Miller had been dispatched from his post as commander of the US military's detention center at Guantanamo Bay, Cuba, to examine Abu Ghraib. After a nine-day visit last August and September, he told coalition officials in Iraq that Abu Ghraib's military police should be kept apart from the interrogation process.

Miller said he also outlined the standard operating procedures for detention and intelligence-gathering at Guantanamo, which he says adheres strictly to the Geneva Conventions for prisoners of war.

It is unclear how far up the chain of command Miller's report reached. In comments before the Senate Armed Services Committee on Friday, Secretary of Defense Donald H. Rumsfeld said he and President Bush had been "blindsided" by the scandal, which broke publicly on the CBS news program "60 Minutes II" on April 28.

Rumsfeld told the Senate committee that about 12,000 Iraqis are in detention across the country, a slightly higher figure than coalition officials in Iraq had disclosed.

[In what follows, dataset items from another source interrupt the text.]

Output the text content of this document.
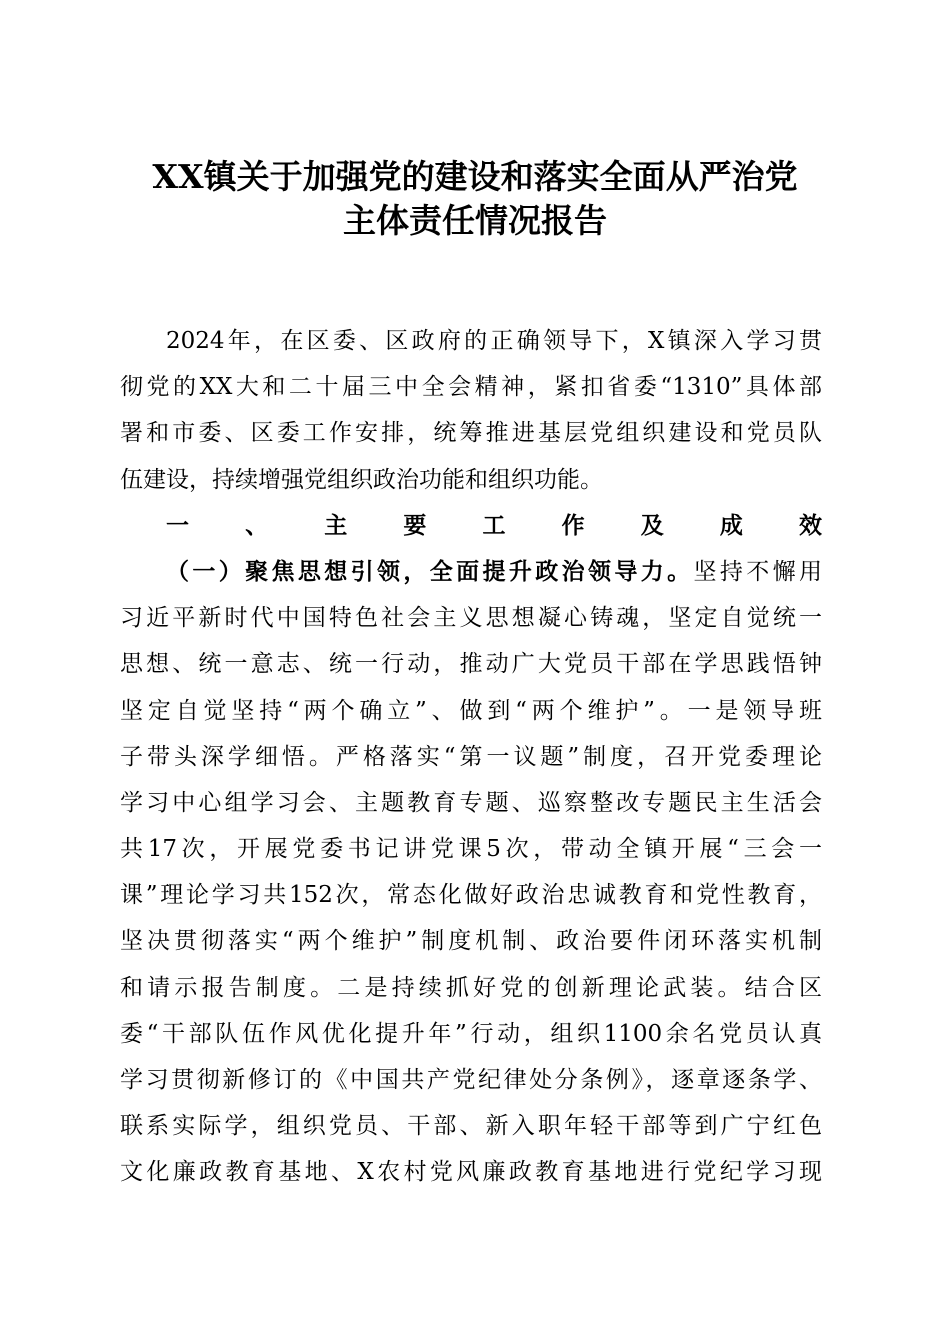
XX镇关于加强党的建设和落实全面从严治党
主体责任情况报告
2024年，在区委、区政府的正确领导下，X镇深入学习贯
彻党的XX大和二十届三中全会精神，紧扣省委“1310”具体部
署和市委、区委工作安排，统筹推进基层党组织建设和党员队
伍建设，持续增强党组织政治功能和组织功能。
一、主要工作及成效
（一）聚焦思想引领，全面提升政治领导力。坚持不懈用
习近平新时代中国特色社会主义思想凝心铸魂，坚定自觉统一
思想、统一意志、统一行动，推动广大党员干部在学思践悟钟
坚定自觉坚持“两个确立”、做到“两个维护”。一是领导班
子带头深学细悟。严格落实“第一议题”制度，召开党委理论
学习中心组学习会、主题教育专题、巡察整改专题民主生活会
共17次，开展党委书记讲党课5次，带动全镇开展“三会一
课”理论学习共152次，常态化做好政治忠诚教育和党性教育，
坚决贯彻落实“两个维护”制度机制、政治要件闭环落实机制
和请示报告制度。二是持续抓好党的创新理论武装。结合区
委“干部队伍作风优化提升年”行动，组织1100余名党员认真
学习贯彻新修订的《中国共产党纪律处分条例》，逐章逐条学、
联系实际学，组织党员、干部、新入职年轻干部等到广宁红色
文化廉政教育基地、X农村党风廉政教育基地进行党纪学习现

In an effort to reorganize the massive prison bureaucracy, Miller has brought in 31 "experts in detention," largely MPs, to train soldiers in specialized skills of detention. The training was built around "19 critical tasks," he said. In addition, Miller said he would reduce the population in the crowded prison, from about 3,800 detainees to between 1,500 and 2,000. About 350 would be released this week, he said.

"We are ashamed and embarrassed by a very small number of our soldiers. On my honor I will ensure that this does not happen again," he said in the hourlong briefing, during which several Iraqi reporters sought assurances of rapid change at Abu Ghraib. He stopped short of supporting calls from some Iraqi politicians for US officials to tear down the huge facility, which he said was "very effective" for mass detentions.